Ne votez jamais! Le peu de pouvoir que l’on a, on le garde.
Saloperie devant
Tant d’intelligence détruite — au moyen de l’intelligence. Ils ont raison (je ne sais pas ce que je dis quand je dis “Ils”): le mal est le triste fruit de la perte de contact avec le réel. Quand s’y ajoute l’intelligence fonctionnelle tel que distribuée à la plupart des hommes, le champ de ruines est devant nous.
Matières
Paradoxe sans fin, tout le monde peut lire donc je m’exprime en me taisant. Piège de qualité. Je me débats, cherche à en sortir, n’en sors pas. Ecris ce que j’écris, enfonce le reste dans ma poche. A l’époque où l’on n’avait pas encore instrumentalisé les pédales, Gide publiait sous le manteau ses défenses de l’homosexualité à deux cent exemplaires, content à l’idée que dix lecteurs révérant les mêmes jouissances le liraient. Il risquait gros. Il était courageux, mais pas téméraire: même dans ses prises de position, il travestissait le discours en citant les dieux permissifs des Grecs, de même que plus tard, via les Samizdat, les héros bas-fond du système soviétique cultivaient dans leur appel le code et l’allégorie. Au fond, rien n’a changé: on parle devant le monde entier en se taisant.
Humer
Excellentes odeurs d’automne dans les ornières gorgées d’eau qui flanquent les maisons de pierre du village. Je hume.
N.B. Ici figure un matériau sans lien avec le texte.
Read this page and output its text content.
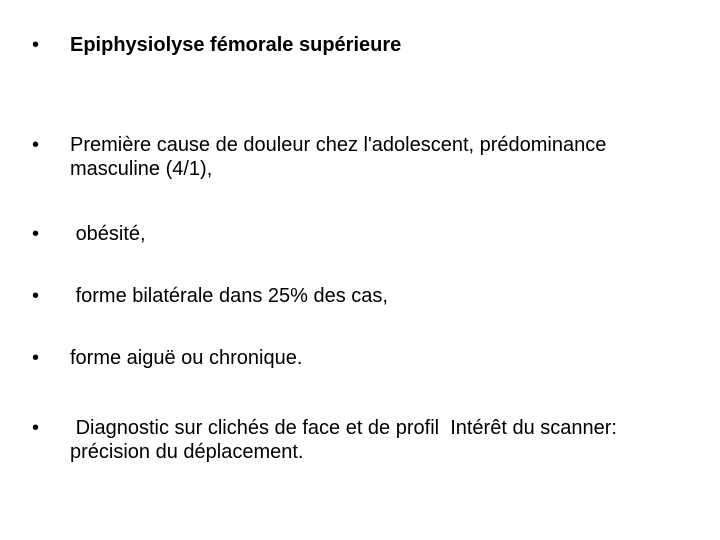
•	Epiphysiolyse fémorale supérieure
•	Première cause de douleur chez l'adolescent, prédominance masculine (4/1),
•	obésité,
•	forme bilatérale dans 25% des cas,
•	forme aiguë ou chronique.
•	Diagnostic sur clichés de face et de profil  Intérêt du scanner: précision du déplacement.
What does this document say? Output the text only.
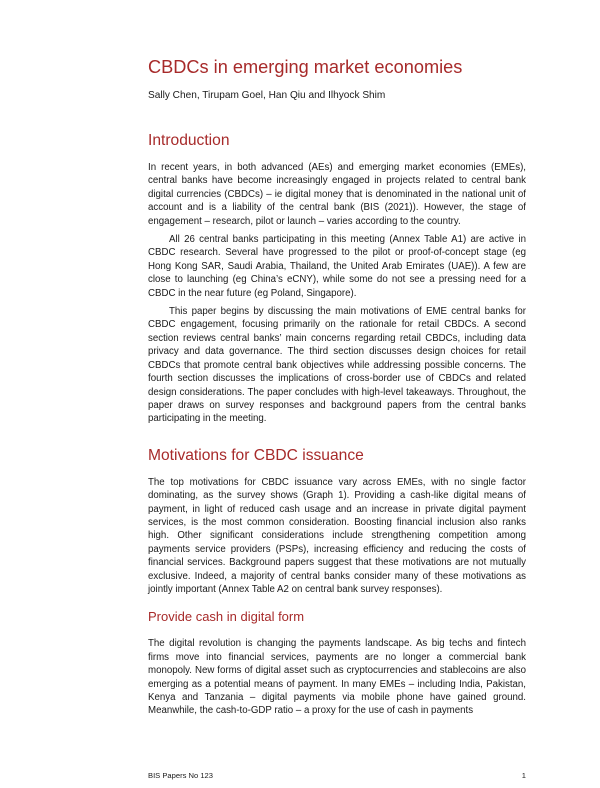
CBDCs in emerging market economies

Sally Chen, Tirupam Goel, Han Qiu and Ilhyock Shim

Introduction

In recent years, in both advanced (AEs) and emerging market economies (EMEs), central banks have become increasingly engaged in projects related to central bank digital currencies (CBDCs) – ie digital money that is denominated in the national unit of account and is a liability of the central bank (BIS (2021)). However, the stage of engagement – research, pilot or launch – varies according to the country.

All 26 central banks participating in this meeting (Annex Table A1) are active in CBDC research. Several have progressed to the pilot or proof-of-concept stage (eg Hong Kong SAR, Saudi Arabia, Thailand, the United Arab Emirates (UAE)). A few are close to launching (eg China’s eCNY), while some do not see a pressing need for a CBDC in the near future (eg Poland, Singapore).

This paper begins by discussing the main motivations of EME central banks for CBDC engagement, focusing primarily on the rationale for retail CBDCs. A second section reviews central banks’ main concerns regarding retail CBDCs, including data privacy and data governance. The third section discusses design choices for retail CBDCs that promote central bank objectives while addressing possible concerns. The fourth section discusses the implications of cross-border use of CBDCs and related design considerations. The paper concludes with high-level takeaways. Throughout, the paper draws on survey responses and background papers from the central banks participating in the meeting.

Motivations for CBDC issuance

The top motivations for CBDC issuance vary across EMEs, with no single factor dominating, as the survey shows (Graph 1). Providing a cash-like digital means of payment, in light of reduced cash usage and an increase in private digital payment services, is the most common consideration. Boosting financial inclusion also ranks high. Other significant considerations include strengthening competition among payments service providers (PSPs), increasing efficiency and reducing the costs of financial services. Background papers suggest that these motivations are not mutually exclusive. Indeed, a majority of central banks consider many of these motivations as jointly important (Annex Table A2 on central bank survey responses).

Provide cash in digital form

The digital revolution is changing the payments landscape. As big techs and fintech firms move into financial services, payments are no longer a commercial bank monopoly. New forms of digital asset such as cryptocurrencies and stablecoins are also emerging as a potential means of payment. In many EMEs – including India, Pakistan, Kenya and Tanzania – digital payments via mobile phone have gained ground. Meanwhile, the cash-to-GDP ratio – a proxy for the use of cash in payments

BIS Papers No 123	1
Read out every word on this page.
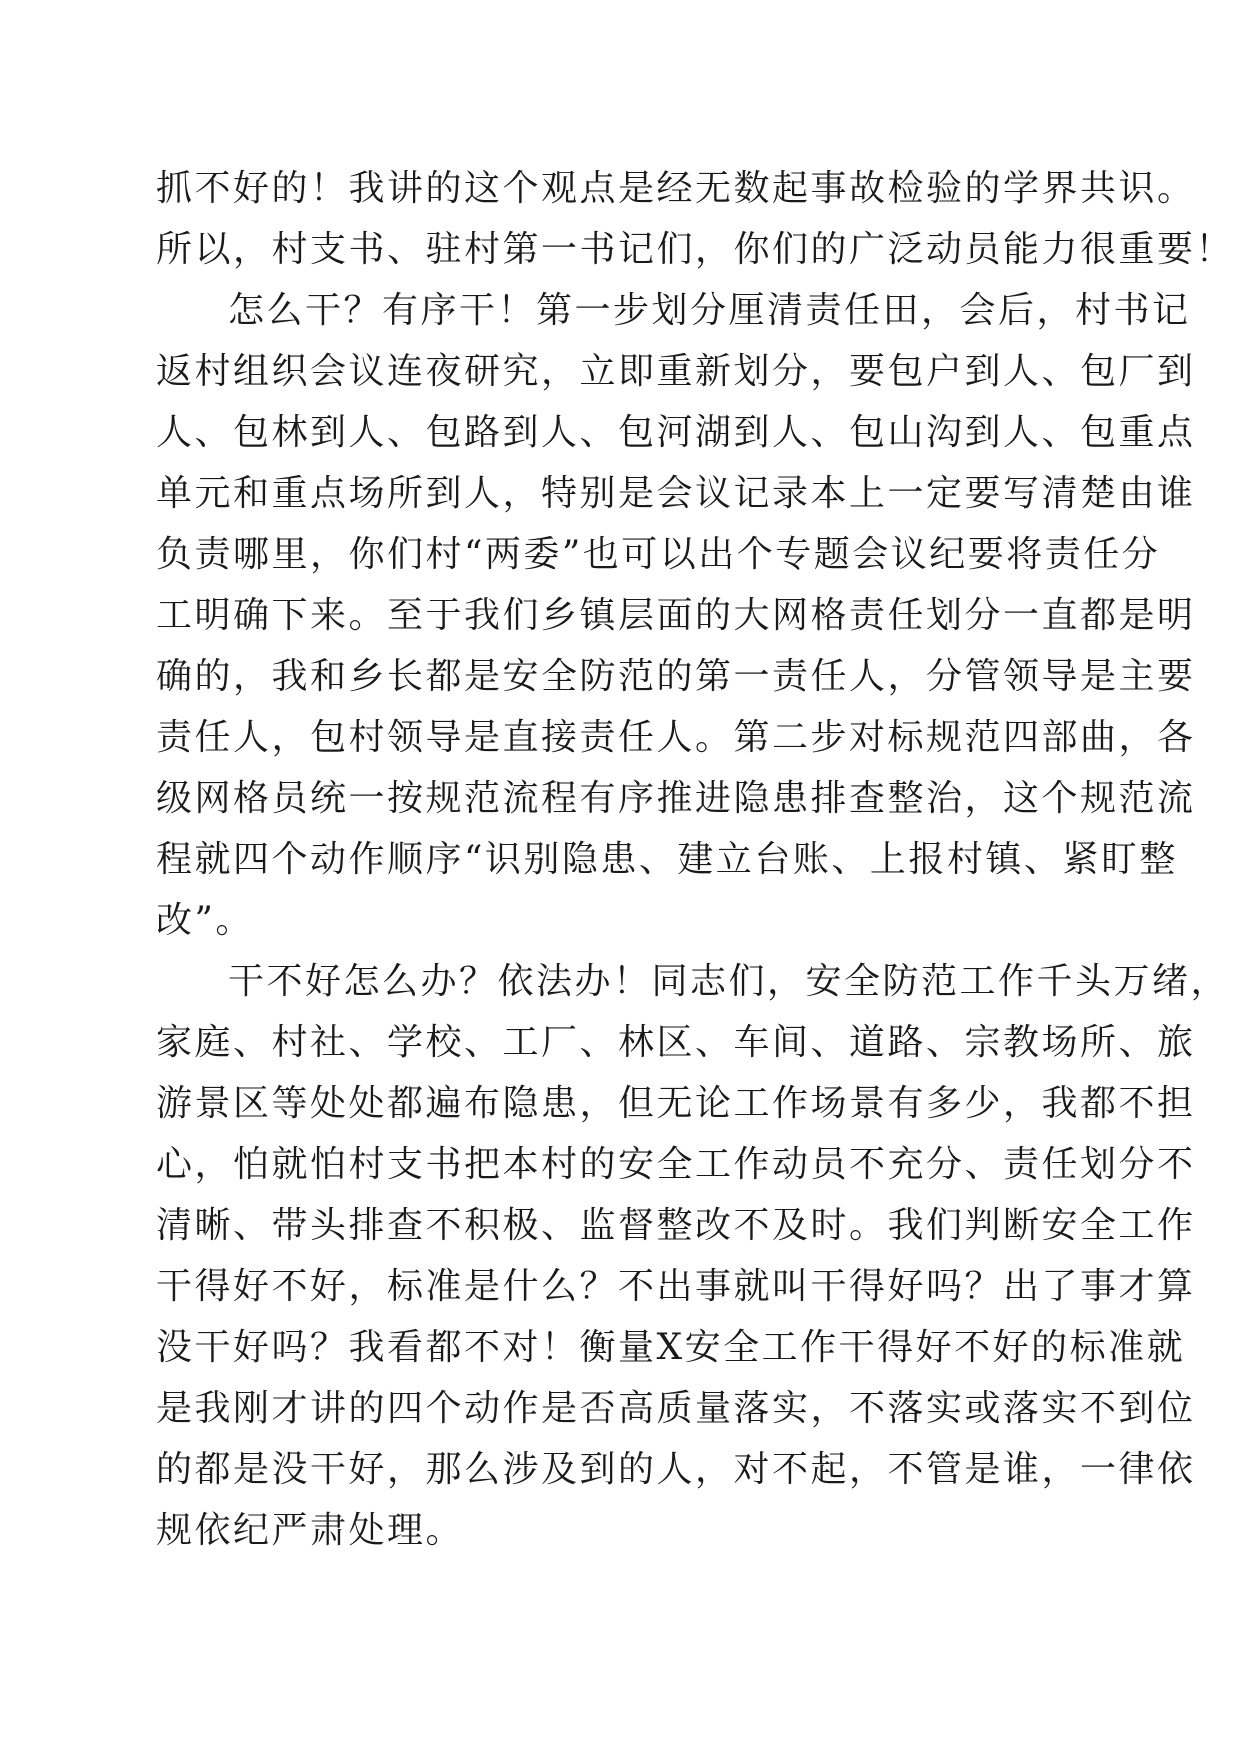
抓不好的！我讲的这个观点是经无数起事故检验的学界共识。
所以，村支书、驻村第一书记们，你们的广泛动员能力很重要！
怎么干？有序干！第一步划分厘清责任田，会后，村书记
返村组织会议连夜研究，立即重新划分，要包户到人、包厂到
人、包林到人、包路到人、包河湖到人、包山沟到人、包重点
单元和重点场所到人，特别是会议记录本上一定要写清楚由谁
负责哪里，你们村“两委”也可以出个专题会议纪要将责任分
工明确下来。至于我们乡镇层面的大网格责任划分一直都是明
确的，我和乡长都是安全防范的第一责任人，分管领导是主要
责任人，包村领导是直接责任人。第二步对标规范四部曲，各
级网格员统一按规范流程有序推进隐患排查整治，这个规范流
程就四个动作顺序“识别隐患、建立台账、上报村镇、紧盯整
改”。
干不好怎么办？依法办！同志们，安全防范工作千头万绪，
家庭、村社、学校、工厂、林区、车间、道路、宗教场所、旅
游景区等处处都遍布隐患，但无论工作场景有多少，我都不担
心，怕就怕村支书把本村的安全工作动员不充分、责任划分不
清晰、带头排查不积极、监督整改不及时。我们判断安全工作
干得好不好，标准是什么？不出事就叫干得好吗？出了事才算
没干好吗？我看都不对！衡量X安全工作干得好不好的标准就
是我刚才讲的四个动作是否高质量落实，不落实或落实不到位
的都是没干好，那么涉及到的人，对不起，不管是谁，一律依
规依纪严肃处理。
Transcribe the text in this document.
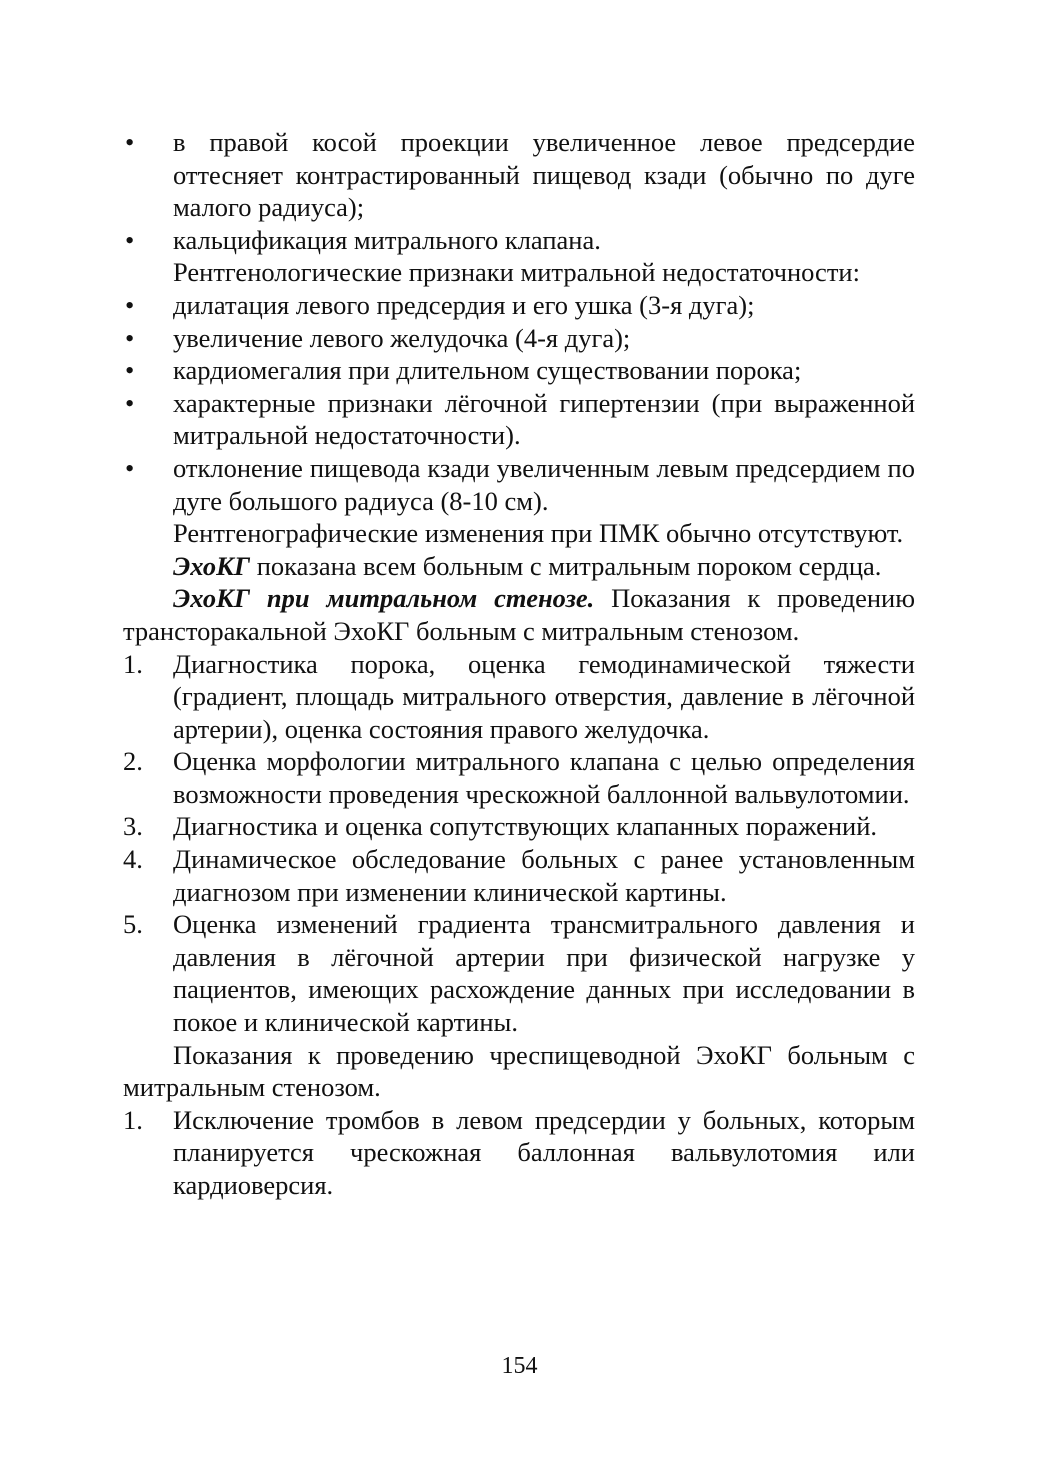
• в правой косой проекции увеличенное левое предсердие оттесняет контрастированный пищевод кзади (обычно по дуге малого радиуса);
• кальцификация митрального клапана.
Рентгенологические признаки митральной недостаточности:
• дилатация левого предсердия и его ушка (3-я дуга);
• увеличение левого желудочка (4-я дуга);
• кардиомегалия при длительном существовании порока;
• характерные признаки лёгочной гипертензии (при выраженной митральной недостаточности).
• отклонение пищевода кзади увеличенным левым предсердием по дуге большого радиуса (8-10 см).
Рентгенографические изменения при ПМК обычно отсутствуют.
ЭхоКГ показана всем больным с митральным пороком сердца.
ЭхоКГ при митральном стенозе. Показания к проведению трансторакальной ЭхоКГ больным с митральным стенозом.
1. Диагностика порока, оценка гемодинамической тяжести (градиент, площадь митрального отверстия, давление в лёгочной артерии), оценка состояния правого желудочка.
2. Оценка морфологии митрального клапана с целью определения возможности проведения чрескожной баллонной вальвулотомии.
3. Диагностика и оценка сопутствующих клапанных поражений.
4. Динамическое обследование больных с ранее установленным диагнозом при изменении клинической картины.
5. Оценка изменений градиента трансмитрального давления и давления в лёгочной артерии при физической нагрузке у пациентов, имеющих расхождение данных при исследовании в покое и клинической картины.
Показания к проведению чреспищеводной ЭхоКГ больным с митральным стенозом.
1. Исключение тромбов в левом предсердии у больных, которым планируется чрескожная баллонная вальвулотомия или кардиоверсия.
154
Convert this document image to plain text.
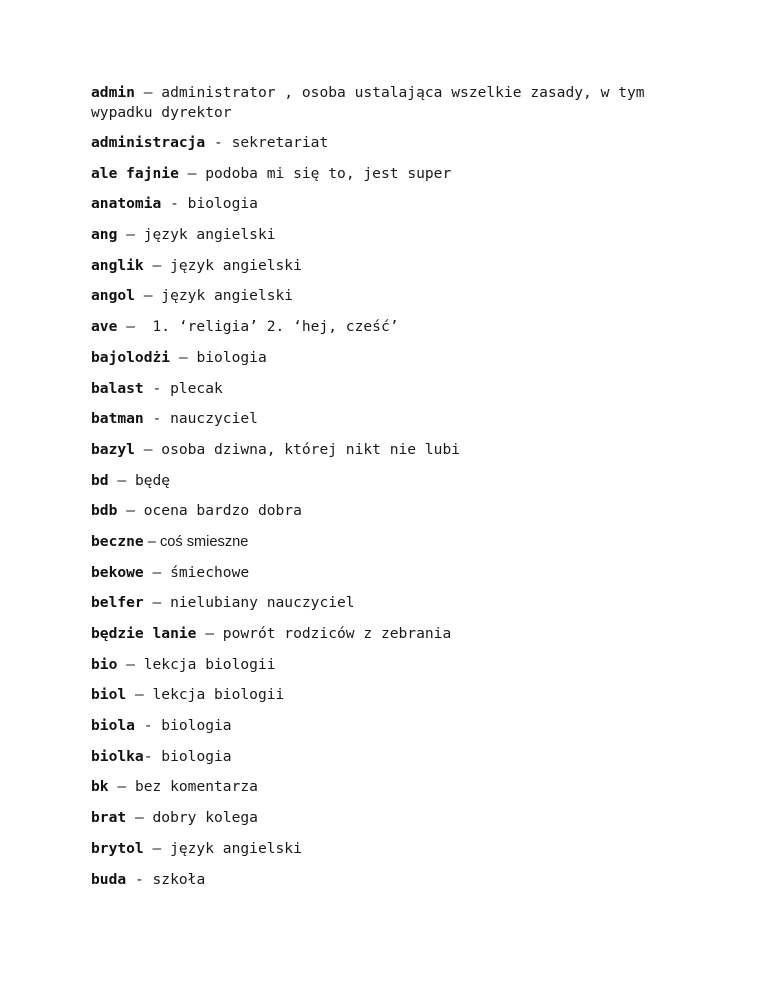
admin – administrator , osoba ustalająca wszelkie zasady, w tym wypadku dyrektor
administracja - sekretariat
ale fajnie – podoba mi się to, jest super
anatomia - biologia
ang – język angielski
anglik – język angielski
angol – język angielski
ave –  1. ‘religia’ 2. ‘hej, cześć’
bajolodżi – biologia
balast - plecak
batman - nauczyciel
bazyl – osoba dziwna, której nikt nie lubi
bd – będę
bdb – ocena bardzo dobra
beczne – coś smieszne
bekowe – śmiechowe
belfer – nielubiany nauczyciel
będzie lanie – powrót rodziców z zebrania
bio – lekcja biologii
biol – lekcja biologii
biola - biologia
biolka- biologia
bk – bez komentarza
brat – dobry kolega
brytol – język angielski
buda - szkoła
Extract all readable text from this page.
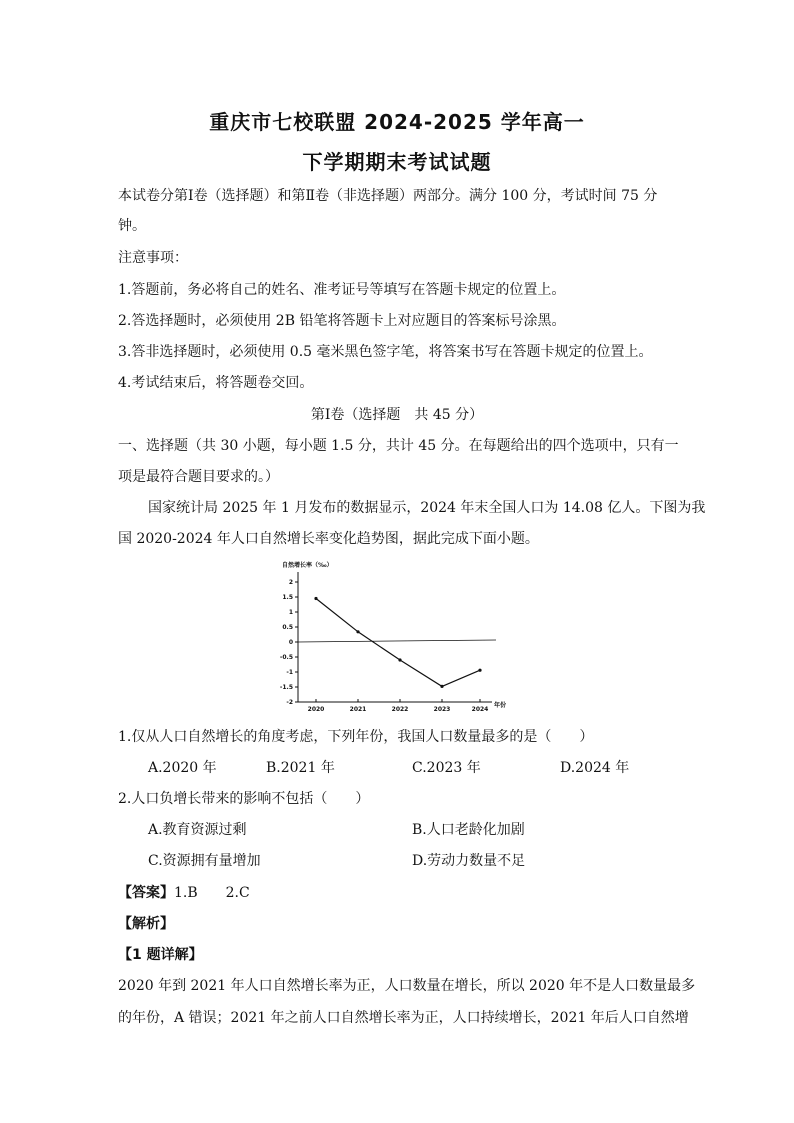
重庆市七校联盟 2024-2025 学年高一
下学期期末考试试题
本试卷分第Ⅰ卷（选择题）和第Ⅱ卷（非选择题）两部分。满分 100 分，考试时间 75 分
钟。
注意事项：
1.答题前，务必将自己的姓名、准考证号等填写在答题卡规定的位置上。
2.答选择题时，必须使用 2B 铅笔将答题卡上对应题目的答案标号涂黑。
3.答非选择题时，必须使用 0.5 毫米黑色签字笔，将答案书写在答题卡规定的位置上。
4.考试结束后，将答题卷交回。
第Ⅰ卷（选择题　共 45 分）
一、选择题（共 30 小题，每小题 1.5 分，共计 45 分。在每题给出的四个选项中，只有一
项是最符合题目要求的。）
国家统计局 2025 年 1 月发布的数据显示，2024 年末全国人口为 14.08 亿人。下图为我
国 2020-2024 年人口自然增长率变化趋势图，据此完成下面小题。
自然增长率（‰）
年份
2
1.5
1
0.5
0
-0.5
-1
-1.5
-2
2020	2021	2022	2023	2024
1.仅从人口自然增长的角度考虑，下列年份，我国人口数量最多的是（　　）
A.2020 年	B.2021 年	C.2023 年	D.2024 年
2.人口负增长带来的影响不包括（　　）
A.教育资源过剩	B.人口老龄化加剧
C.资源拥有量增加	D.劳动力数量不足
【答案】1.B　　2.C
【解析】
【1 题详解】
2020 年到 2021 年人口自然增长率为正，人口数量在增长，所以 2020 年不是人口数量最多
的年份，A 错误；2021 年之前人口自然增长率为正，人口持续增长，2021 年后人口自然增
Me reviennent en mémoire ces forêts de pins ronds autour de Madrid, alors enfant, vers El Escorial, Chinchón et Navalcerrada. Plus tard, en 1997 — j’ai essayé de traduire cela dans Ecriture.Bière.Combat. — sur les terres de Soria, terres que je viens de traverser pour la première fois depuis vingt ans la semaine dernière à vélo, j’ai retrouvé ces odeurs de chaudes résines qui montent librement au ciel dès lors que personne ne les hume (il n’y a personne dans ces parages).